The ad made this look so enticing and simple to use. I could replicate my favorite comic book? Shut up and take my money! Or at least, my parent’s money. The reality of the gadget was something entirely different. First off, you needed a pretty big surface for it to work properly, so unless you had a large kitchen table you were out of luck. More importantly, it involved a system of levers and weights. It was pretty damn complex for a child, so it was almost impossible to produce an accurate recreation of what you are attempting to trace. Nothing that I tried came close to the original; I’m pretty sure I had pushed it into the back of the closet as early as mid January. Curse you, Madison Avenue, you fooled me yet again!
Non-Peak TV - The TV Movies (Part 2)
Makers of television films loved to produce Cautionary Tales. Those were the stories that were just a bit too racy or mature to serve as an Afterschool Special, so they needed to be saved for prime time. A perfect example was Diary Of a Teenage Hitchhiker. This one starred Charlene Tilton as the titular hitchhiker, who ignored all warnings of the inherent danger, even though there was a serial rapist preying on young female hikers.
A close relative of this trope was the murder movie, and once again the victims of the mad killer were often young women. One such movie was Death Scream, based on the infamous Kitty Genovese murder. I remembered that it had an all-star cast, and when I searched for it I was amazed by some of the names in the movie. Ed Asner! Art Carney! Cloris Leachman! Tina Louise! Diahann Carroll! Kate Jackson! Raul Julia! Lucie Arnaz!
And then there was the Citizen Kane of made for TV movies, Death Car On the Freeway. In this classic the serial killer was a dude in a van who targeted young women driving alone. Starring Shelley Hack, I never actually watched this movie all the way through, but I stumbled across one of the kill scenes whilst channel surfing, and my gosh it was deranged. I couldn’t find the scene by itself, but it is included as part of this montage. It’s the one where he somehow attaches his van’s hitch to the car of his victim. It ends with an explosion, because of course it does.

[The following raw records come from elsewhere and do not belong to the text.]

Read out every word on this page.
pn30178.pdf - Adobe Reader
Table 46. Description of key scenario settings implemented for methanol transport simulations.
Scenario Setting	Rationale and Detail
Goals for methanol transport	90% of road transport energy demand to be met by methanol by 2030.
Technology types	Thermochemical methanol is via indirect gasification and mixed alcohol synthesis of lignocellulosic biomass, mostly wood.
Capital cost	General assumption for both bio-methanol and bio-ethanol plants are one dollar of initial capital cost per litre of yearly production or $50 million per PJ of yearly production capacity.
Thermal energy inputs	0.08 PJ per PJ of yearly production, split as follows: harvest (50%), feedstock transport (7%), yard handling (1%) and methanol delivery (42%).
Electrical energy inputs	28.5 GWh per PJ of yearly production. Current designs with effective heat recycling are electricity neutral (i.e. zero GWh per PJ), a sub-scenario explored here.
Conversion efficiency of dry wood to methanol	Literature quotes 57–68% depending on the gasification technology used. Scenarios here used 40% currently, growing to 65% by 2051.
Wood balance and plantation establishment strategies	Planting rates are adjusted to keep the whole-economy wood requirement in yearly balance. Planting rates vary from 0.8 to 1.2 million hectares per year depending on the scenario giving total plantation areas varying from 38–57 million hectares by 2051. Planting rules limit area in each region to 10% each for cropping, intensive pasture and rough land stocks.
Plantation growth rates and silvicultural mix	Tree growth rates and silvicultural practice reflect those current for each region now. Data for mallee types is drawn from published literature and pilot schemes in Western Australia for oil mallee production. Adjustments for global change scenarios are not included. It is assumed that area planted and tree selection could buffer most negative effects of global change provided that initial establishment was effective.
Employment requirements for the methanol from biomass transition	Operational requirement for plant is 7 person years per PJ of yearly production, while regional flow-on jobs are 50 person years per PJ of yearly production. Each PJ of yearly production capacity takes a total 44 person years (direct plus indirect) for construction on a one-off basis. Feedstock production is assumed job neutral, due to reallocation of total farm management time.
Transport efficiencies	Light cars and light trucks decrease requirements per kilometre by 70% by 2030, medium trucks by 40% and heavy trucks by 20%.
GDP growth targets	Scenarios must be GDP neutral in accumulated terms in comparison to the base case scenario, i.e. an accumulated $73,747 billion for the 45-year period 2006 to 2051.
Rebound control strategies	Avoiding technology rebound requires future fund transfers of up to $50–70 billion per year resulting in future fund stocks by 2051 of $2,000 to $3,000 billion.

Some of these movies have been so memorable that they have remained entrenched in my brain for decades. I’ll close with these 2 in particular, because both starred the man who must be considered the John Cazale Of the Made For Television Movie, in that every one that he made was a stone cold classic. That would be James Brolin. He was part of the ensemble of Short Walk To Daylight, a low budget take on the disaster movie. He was one of a group of passengers riding the subway late at night just as an earthquake strikes New York City. They must find their way through the tunnels up to the surface. It included a prime example of the Chekhov’s Gun Principle. The moment that a train conductor warned everyone not to step on the third rail you knew it was only a matter of time until one of the passengers would meet their doom by touching the rail. Bonus points for making sure that the hippy character would be the one to make that fatal error. Why do you think they call it dope, anyway?
Did Brolin need co-stars? No sir. He could carry a movie in which he shared almost all of his scenes with animals. He starred in Trapped. In this movie he was a shopper in a department store who was mugged in the men’s room shortly before closing time. He was unconscious in a bathroom stall as the store closed; don’t stop to wonder why security did not do a final check before shutting the store down and letting the guard dogs loose in the store. When Brolin came to he quickly found that he was trapped overnight in the store where he had to fight off a pack of Dobermans in order to stay alive.
You almost never see made for TV movies on network television these days. That is the realm of Lifetime or Hallmark. Young people have no idea what they are missing out on.
Closing Laughs
That will do it for now. Thanks as always for tuning in, and I will see you all again on Friday.